I'm reposting this from a Msft forum hoping to get more responses here. Apologies if that is frowned upon. ... I'm currently looking at refactoring an existing, large SSIS 2012 implementation that consists of about 55 projects and 360+ packages. The ETL framework that is in use has a "main" control package that reads from a database table and determines which packages are ready to execute (based on some dependency logic) and then uses an Execute Process task within a loop that calls dtexec with the arguments:

/C start Dtexec /SQL "SomePackagePath" /SERVER "someserver"

This design allows the loop to execute a package and then immediately iterate because it doesn't wait for the package to respond (aka complete with a failure or success) so it can quickly kick off as many packages are ready to execute. A SQL Agent job is used to call this package every few minutes so that it can pick up any packages that have had their dependencies satisfied since the last execution and kick those off.

It's a a clever design but has some problems such as decentralized exception handling (since the parent package is unaware of what is happening in the "asynchronous" dtexec calls.

My biggest concern is that by executing packages, not with the Execute Package Task but with the Execute Process Task, and spinning up many dtexecs, the framework is not leveraging SSIS's ability to handle threading, memory consumption, etc. across all running packages and executables because it is simply unaware of them. It's essentially like using an Execute Package Task with the ExecuteOutOfProcess property set to true.

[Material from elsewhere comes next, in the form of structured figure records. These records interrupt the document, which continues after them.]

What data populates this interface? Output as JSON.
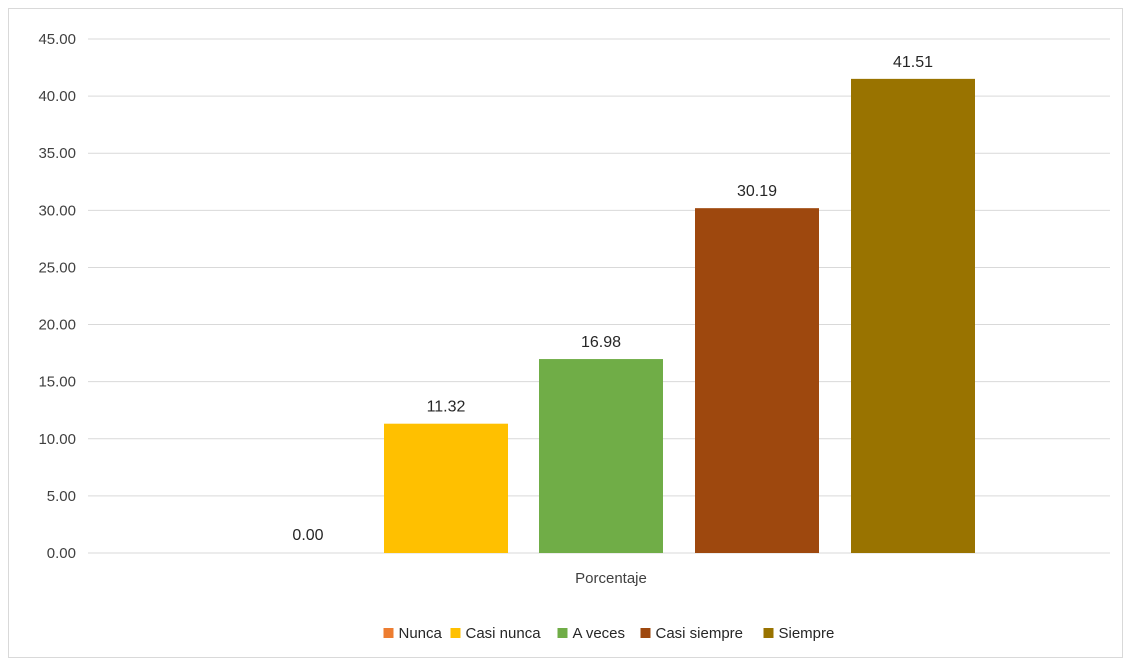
{
  "chart_data": {
    "type": "bar",
    "categories": [
      "Porcentaje"
    ],
    "series": [
      {
        "name": "Nunca",
        "values": [
          0.0
        ],
        "color": "#ED7D31"
      },
      {
        "name": "Casi nunca",
        "values": [
          11.32
        ],
        "color": "#FFC000"
      },
      {
        "name": "A veces",
        "values": [
          16.98
        ],
        "color": "#70AD47"
      },
      {
        "name": "Casi siempre",
        "values": [
          30.19
        ],
        "color": "#9E480E"
      },
      {
        "name": "Siempre",
        "values": [
          41.51
        ],
        "color": "#997300"
      }
    ],
    "ylim": [
      0,
      45
    ],
    "yticks": [
      "0.00",
      "5.00",
      "10.00",
      "15.00",
      "20.00",
      "25.00",
      "30.00",
      "35.00",
      "40.00",
      "45.00"
    ],
    "grid": true,
    "legend_position": "bottom",
    "data_labels": [
      "0.00",
      "11.32",
      "16.98",
      "30.19",
      "41.51"
    ]
  }
}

I'm wondering how much risk is introduced by this design and if there are any approaches I can take to minimize the risk of excess resource consumption. I apologize for not having an exact question here but would really appreciate any guidance anyone might have.

d.elish
  • 29
  • 3
  • This seems like a design that was created to solve a problem that escapes the both of us. – Eric Hauenstein Sep 01 '15 at 16:02
  • 2
    I would assume the design pattern is exactly as you state: get the packages started as soon as possible and don't let a failure in a child package impede the ability to start the next package. As long as there is *some* process *somewhere* that actually goes looking for failures, then I have no hatred for this. Since this is 2012, I'd be curious if they had a reason for not just running the packages in async mode from the SSISDB catalog but perhaps this design pattern was originally implemented on a 2005/2008 system. – billinkc Sep 01 '15 at 16:08
  • This was implemented pre-SSIS 2012. The framework does look for failure and ensures that dependencies are met prior to executing additional packages. Do you not see an issue with resource management being that each dtexec is not aware of what the other dtexecs are doing? – d.elish Sep 01 '15 at 16:13
  • Eric - the intention of the design was to create a metadata-driven dependency framework that allows for parallelism. It accomplishes this but at the cost of centralized exception handling and the overhead of kicking off a bunch of dtexecs. I'm all ears as to any better way to accomplish this. – d.elish Sep 01 '15 at 16:20

0 Answers0